Warnings: None so far, except on the off chance you like it, please don't expect steady updates.
Yeah ... here we go.
Chapter One
The first successful attempt to fly to the moon was made by the American astronauts Neil Armstrong and Buzz Aldrin on July 20, 1969. It was during the Apollo Project, a series of human spaceflight missions undertaken by NASA, and their ship was called Apollo 13.
Now, 37 years later, humans are still flying to the moon. Though, the technology is much more advanced and the risks are much lower.
Still, as I open the airlock chamber to the ouside area, I can’t help the butterflies of nervousness fluttering in my stomach. As the doubts and fears try to overtake me, I merely open my eyes.
The lunar landscape is as desolate and strange as ever, but still it takes my breath away to see the beauty of another planet, as well as my own. Earth.
I bounce carefully forward. The sensors in one of the craters detected activity a month and a half before, and my team was sent to investigate. I was to do the first perimeter sweep before my peers would join me in our exploration of the terrain.
Many of the scientists had worked themselves into a tizzy trying to figure out what sort of alien life could have found their way onto our Moon, and they were most anxious to see what it was.
I turn to see how far I had gone and stop dead.
“How can this be?” I half-yell, shocked to my very core. I stare into very pink eyes while my senses drink in the sight I behold.
A young girl, no more than five, stood delicately in front of me, floating slightly due to the reduced gravity. She blinked at me somberly, which didn’t quite fit her long green hair and dress of the same color.
And the fact that she was surviving in the vacuum of space without oxygen or a pressure suit didn’t exactly “fit” either.
“Will you play with me?” She asks sweetly in a lilting voice.
I swallow, ignoring the buzzing in my ears. “You … you can talk?”
She nods gracefully, “Very well, in fact. Now, it’s been five hundred of your years since I ventured out from the darkness of the Other Side, and I’d very much like to play.”

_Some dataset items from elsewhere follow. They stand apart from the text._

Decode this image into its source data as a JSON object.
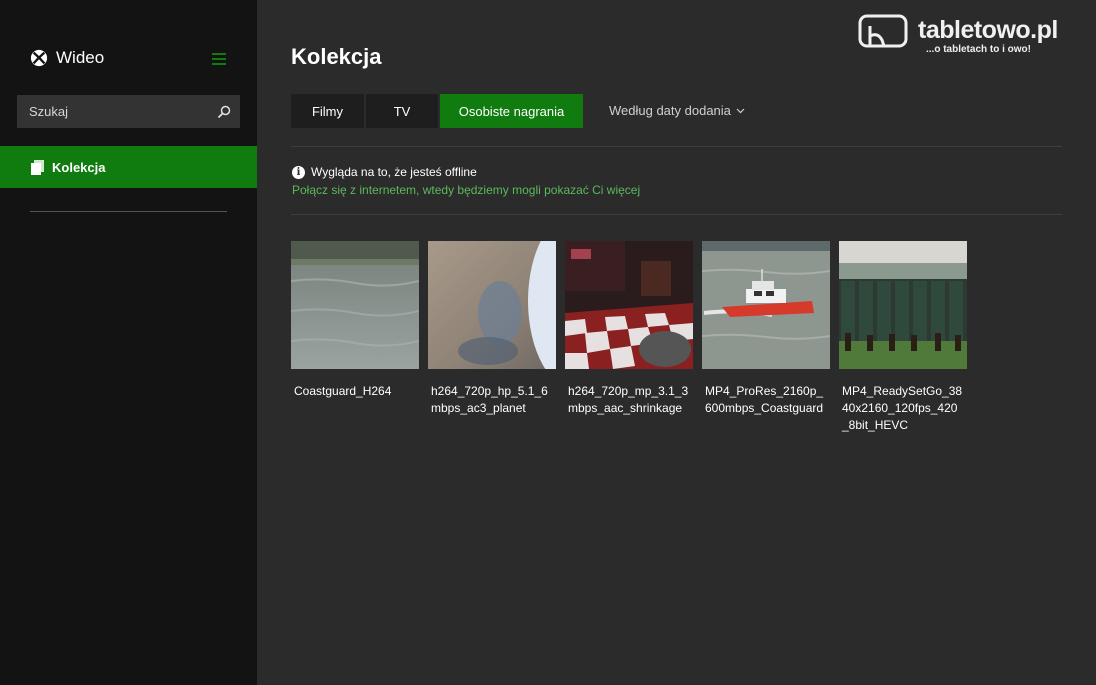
{
  "app": {
    "name": "Wideo"
  },
  "sidebar": {
    "search_placeholder": "Szukaj",
    "items": [
      {
        "label": "Kolekcja"
      }
    ]
  },
  "main": {
    "title": "Kolekcja",
    "tabs": [
      {
        "label": "Filmy",
        "active": false
      },
      {
        "label": "TV",
        "active": false
      },
      {
        "label": "Osobiste nagrania",
        "active": true
      }
    ],
    "sort_label": "Według daty dodania",
    "offline": {
      "message": "Wygląda na to, że jesteś offline",
      "link": "Połącz się z internetem, wtedy będziemy mogli pokazać Ci więcej"
    },
    "videos": [
      {
        "title": "Coastguard_H264"
      },
      {
        "title": "h264_720p_hp_5.1_6mbps_ac3_planet"
      },
      {
        "title": "h264_720p_mp_3.1_3mbps_aac_shrinkage"
      },
      {
        "title": "MP4_ProRes_2160p_600mbps_Coastguard"
      },
      {
        "title": "MP4_ReadySetGo_3840x2160_120fps_420_8bit_HEVC"
      }
    ]
  },
  "watermark": {
    "text": "tabletowo.pl",
    "tagline": "...o tabletach to i owo!"
  },
  "colors": {
    "accent": "#107c10",
    "sidebar_bg": "#131313",
    "main_bg": "#2b2b2b",
    "link": "#5cb85c"
  }
}
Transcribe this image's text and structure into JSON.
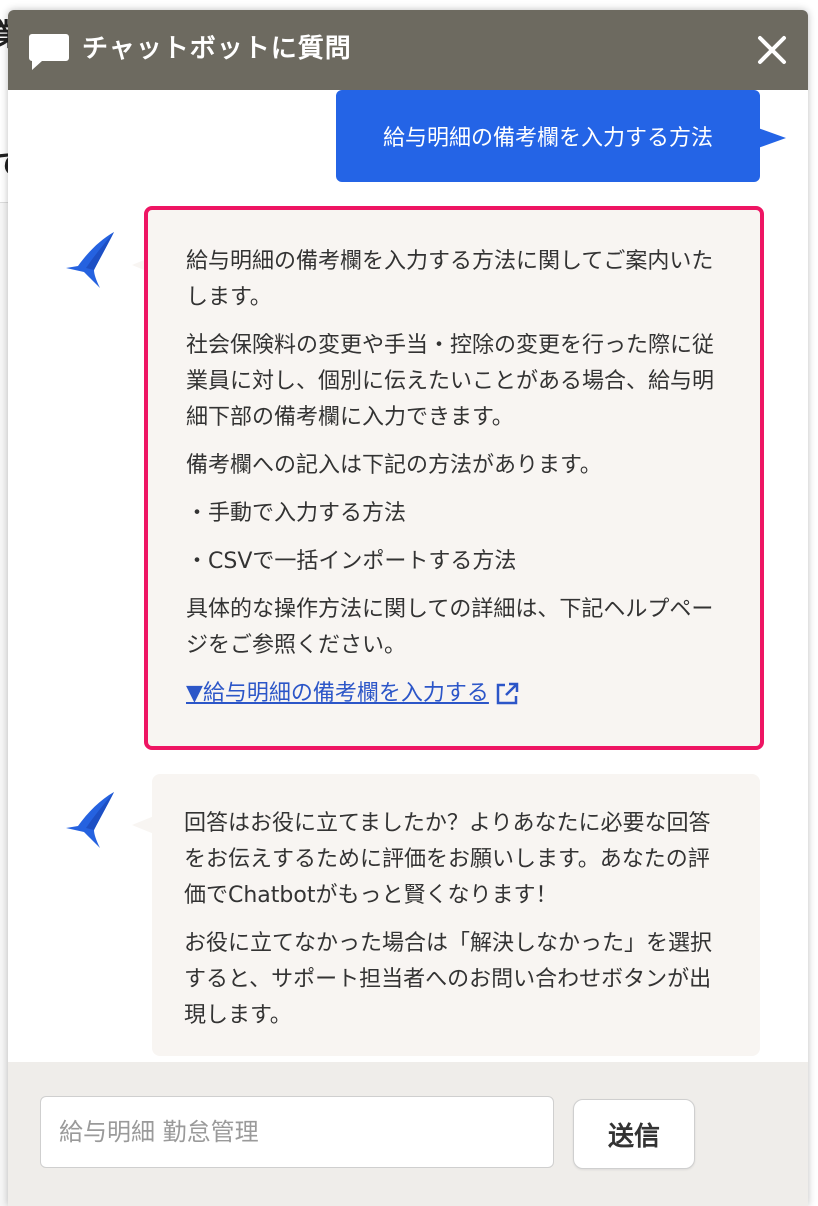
{
  "header": {
    "title": "チャットボットに質問",
    "chat_icon": "chat-bubble-icon",
    "close_icon": "close-icon"
  },
  "background": {
    "glyph_1": "業",
    "glyph_2": "て"
  },
  "conversation": {
    "user_message": "給与明細の備考欄を入力する方法",
    "bot_reply": {
      "p1": "給与明細の備考欄を入力する方法に関してご案内いたします。",
      "p2": "社会保険料の変更や手当・控除の変更を行った際に従業員に対し、個別に伝えたいことがある場合、給与明細下部の備考欄に入力できます。",
      "p3": "備考欄への記入は下記の方法があります。",
      "p4": "・手動で入力する方法",
      "p5": "・CSVで一括インポートする方法",
      "p6": "具体的な操作方法に関しての詳細は、下記ヘルプページをご参照ください。",
      "link_text": "▼給与明細の備考欄を入力する",
      "link_icon": "external-link-icon"
    },
    "bot_feedback": {
      "p1": "回答はお役に立てましたか？よりあなたに必要な回答をお伝えするために評価をお願いします。あなたの評価でChatbotがもっと賢くなります！",
      "p2": "お役に立てなかった場合は「解決しなかった」を選択すると、サポート担当者へのお問い合わせボタンが出現します。"
    },
    "bot_avatar_icon": "swallow-bird-icon"
  },
  "footer": {
    "input_placeholder": "給与明細 勤怠管理",
    "input_value": "",
    "send_label": "送信"
  },
  "colors": {
    "header_bg": "#6d6a60",
    "user_bubble": "#2464e6",
    "highlight_border": "#ee1563",
    "bot_bubble": "#f8f5f2",
    "link": "#2c56c8",
    "footer_bg": "#efedea"
  }
}
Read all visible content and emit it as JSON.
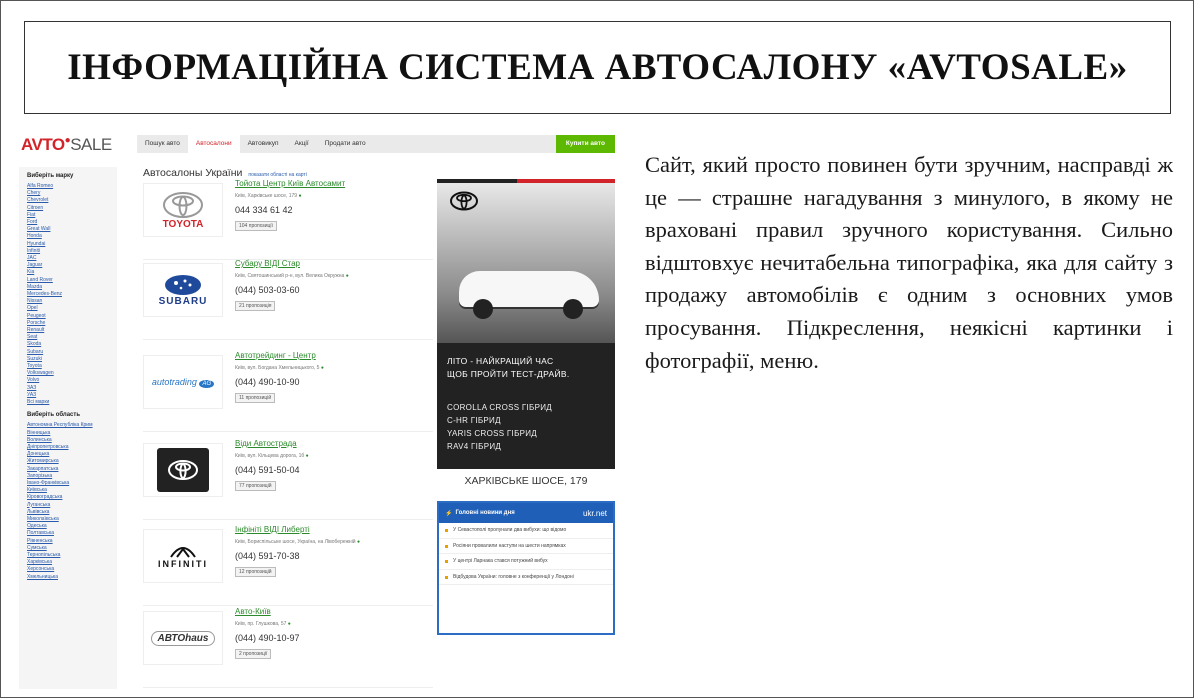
{
  "slide": {
    "title": "ІНФОРМАЦІЙНА СИСТЕМА АВТОСАЛОНУ «AVTOSALE»",
    "text": "Сайт, який просто повинен бути зручним, насправді ж це — страшне нагадування з минулого, в якому не враховані правил зручного користування. Сильно відштовхує нечитабельна типографіка, яка для сайту з продажу автомобілів є одним з основних умов просування. Підкреслення, неякісні картинки і фотографії, меню."
  },
  "site": {
    "logo_a": "AVTO",
    "logo_s": "SALE",
    "nav": [
      "Пошук авто",
      "Автосалони",
      "Автовикуп",
      "Акції",
      "Продати авто"
    ],
    "buy_button": "Купити авто",
    "heading": "Автосалоны України",
    "heading_sub": "показати області на карті",
    "sidebar_heading_1": "Виберіть марку",
    "brands": [
      "Alfa Romeo",
      "Chery",
      "Chevrolet",
      "Citroen",
      "Fiat",
      "Ford",
      "Great Wall",
      "Honda",
      "Hyundai",
      "Infiniti",
      "JAC",
      "Jaguar",
      "Kia",
      "Land Rover",
      "Mazda",
      "Mercedes-Benz",
      "Nissan",
      "Opel",
      "Peugeot",
      "Porsche",
      "Renault",
      "Seat",
      "Skoda",
      "Subaru",
      "Suzuki",
      "Toyota",
      "Volkswagen",
      "Volvo",
      "ЗАЗ",
      "УАЗ",
      "Всі марки"
    ],
    "sidebar_heading_2": "Виберіть область",
    "regions": [
      "Автономна Республіка Крим",
      "Вінницька",
      "Волинська",
      "Дніпропетровська",
      "Донецька",
      "Житомирська",
      "Закарпатська",
      "Запорізька",
      "Івано-Франківська",
      "Київська",
      "Кіровоградська",
      "Луганська",
      "Львівська",
      "Миколаївська",
      "Одеська",
      "Полтавська",
      "Рівненська",
      "Сумська",
      "Тернопільська",
      "Харківська",
      "Херсонська",
      "Хмельницька"
    ],
    "dealers": [
      {
        "logo": "TOYOTA",
        "name": "Тойота Центр Київ Автосамит",
        "address": "Київ, Харківське шосе, 179",
        "phone": "044 334 61 42",
        "count": "104 пропозиції"
      },
      {
        "logo": "SUBARU",
        "name": "Субару ВІДІ Стар",
        "address": "Київ, Святошинський р-н, вул. Велика Окружна",
        "phone": "(044) 503-03-60",
        "count": "21 пропозиція"
      },
      {
        "logo": "autotrading",
        "name": "Автотрейдинг - Центр",
        "address": "Київ, вул. Богдана Хмельницького, 5",
        "phone": "(044) 490-10-90",
        "count": "11 пропозицій"
      },
      {
        "logo": "TOYOTA",
        "name": "Віди Автострада",
        "address": "Київ, вул. Кільцева дорога, 1б",
        "phone": "(044) 591-50-04",
        "count": "77 пропозицій"
      },
      {
        "logo": "INFINITI",
        "name": "Інфініті ВІДІ Либерті",
        "address": "Київ, Бориспільське шосе, Україна, на Лівобережній",
        "phone": "(044) 591-70-38",
        "count": "12 пропозицій"
      },
      {
        "logo": "AUTOHAUS",
        "name": "Авто-Київ",
        "address": "Київ, пр. Глушкова, 57",
        "phone": "(044) 490-10-97",
        "count": "2 пропозиції"
      }
    ],
    "ad": {
      "tagline_1": "ЛІТО - НАЙКРАЩИЙ ЧАС",
      "tagline_2": "ЩОБ ПРОЙТИ ТЕСТ-ДРАЙВ.",
      "models": [
        "COROLLA CROSS ГІБРИД",
        "C-HR ГІБРИД",
        "YARIS CROSS ГІБРИД",
        "RAV4 ГІБРИД"
      ],
      "address": "ХАРКІВСЬКЕ ШОСЕ, 179"
    },
    "news": {
      "header": "Головні новини дня",
      "source": "ukr.net",
      "items": [
        "У Севастополі пролунали два вибухи: що відомо",
        "Росіяни провалили наступи на шести напрямках",
        "У центрі Ларнака стався потужний вибух",
        "Відбудова України: головне з конференції у Лондоні"
      ]
    }
  },
  "colors": {
    "red": "#d2232a",
    "green": "#5cb800",
    "link": "#2b5bab"
  }
}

“Do you mean the dark side of the moon?”
“I do.”
I lick my dry lips. This is … incredible! She’s some sort of extraterrestrial, so obviously she would have a different lifespan than we do, and the fact that she could speak our language at all was a scientific miracle! Bursting with questions, I went for the most reasonable, and in the logical order.
“Where do you come from?”
She answered calmly, “A planet called Watokousene, in the galaxy over.”
“Why do you look like a human, and a young one at that? And how do you know our language?”
“The inside of our bodies are fundamentally different, though our outsides are similar. And on my planet, I am a full-grown adult. My hearing is also incredibly sharp, and my eyesight is telescopic. I watched humans and learned to mimic them on the off-chance I’d meet one.”
“Are you the only … are you alone?”
Her features drooped, and she became sad and nostalgic. “Yes. Several hundred years ago, there was a great war amongst the planets in my galaxy, and all were destroyed. My parents fought in the War of Ends, which is what I have heard the others called it, and they managed to send me away before a blast from one of the enemies weapons caused a black hole that sucked up everything. But I’ve been here for centuries, alone.”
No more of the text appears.